Another victim is Pronaly Rani Das. She had joined Phantom Apparels as a helper just three months before the building collapse. She jumped from the fourth floor and injured her back and knees.
The eldest of five sisters and one brother, she came to Dhaka for the job.
The 20-year-old says she has now become a burden for her farmer father. She got a job at a garments manufacturing factory but could not continue because of severe pain in her back.
"I don't see any hope," she said.
Shamapty Rani, who used to work at New Wave Bottoms, doesn't see any future too. "It would have been better if I had died," she said.
The 18-year-old, who joined the garment manufacturer 17 days before the collapse, said she did not want to go back to a job that required her to work inside a building; small businesses or shops would be okay with her.
Apu Joarder, an operator of New Wave Bottoms, said she could not work that needed concentration. She also cannot take loud rebukes for mistakes.

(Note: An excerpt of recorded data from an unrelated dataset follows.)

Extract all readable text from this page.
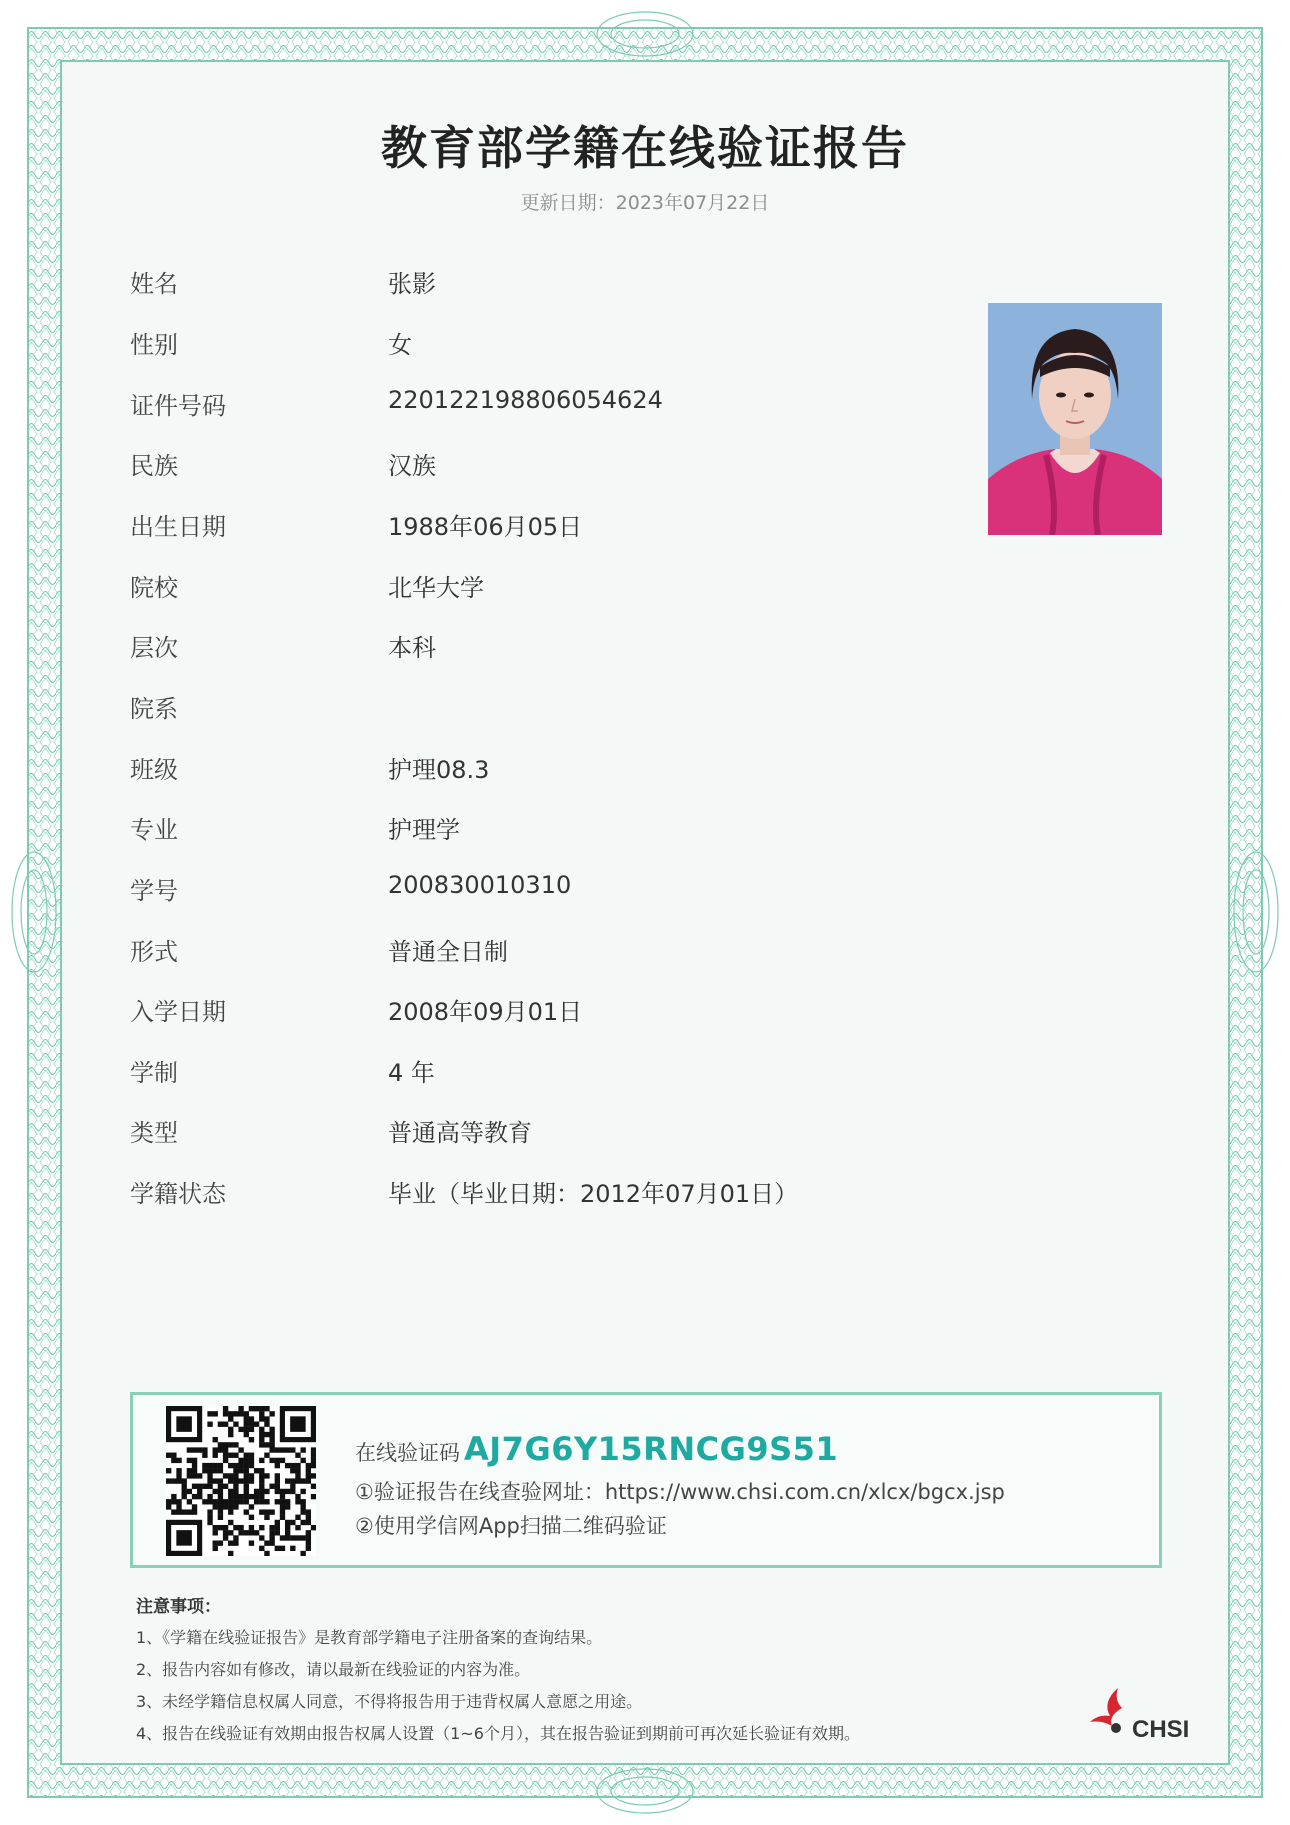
教育部学籍在线验证报告
更新日期：2023年07月22日
姓名	张影
性别	女
证件号码	220122198806054624
民族	汉族
出生日期	1988年06月05日
院校	北华大学
层次	本科
院系
班级	护理08.3
专业	护理学
学号	200830010310
形式	普通全日制
入学日期	2008年09月01日
学制	4 年
类型	普通高等教育
学籍状态	毕业（毕业日期：2012年07月01日）
在线验证码 AJ7G6Y15RNCG9S51
①验证报告在线查验网址：https://www.chsi.com.cn/xlcx/bgcx.jsp
②使用学信网App扫描二维码验证
注意事项：
1、《学籍在线验证报告》是教育部学籍电子注册备案的查询结果。
2、报告内容如有修改，请以最新在线验证的内容为准。
3、未经学籍信息权属人同意，不得将报告用于违背权属人意愿之用途。
4、报告在线验证有效期由报告权属人设置（1~6个月），其在报告验证到期前可再次延长验证有效期。	CHSI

"I get scared if somebody shouts at me. I can still work on a machine but only in a friendly environment."
Asked how she was doing, the 18-year-old replied in a choked voice: "You have to come and see for yourself. You will not get it from my words only."
She said relatives and neighbours helped at first. "But they can't help us every day. Nobody has looked after me after that," said Apu, who now lives with his parents in her home in Gopalganj.
Another survivor, Yeanur Akter, 17, who now studies at class VII and will stay at the CRP until she passes her SSC examination, said her legs, head and back hurts even now. "Sometimes I have to take medicines," she told The Daily Star.
Her mother Anowara was killed in the building collapse. She had been working for six years at a separate garment factory located in the same building. Yeanur and her mother supported their eight-member family.
The Tk 10,000 assistance Yeanur receives every month from a government-fixed deposit scheme, arranged by the Prime Minister's Fund, is used for the family. She has to take care of the school expenses of her five younger siblings.
She is worried about her and her siblings' future. "I want to be educated and get a job so I can help my siblings."
Yeanur said she wanted to be a therapist so she can help the injured rebuild their lives.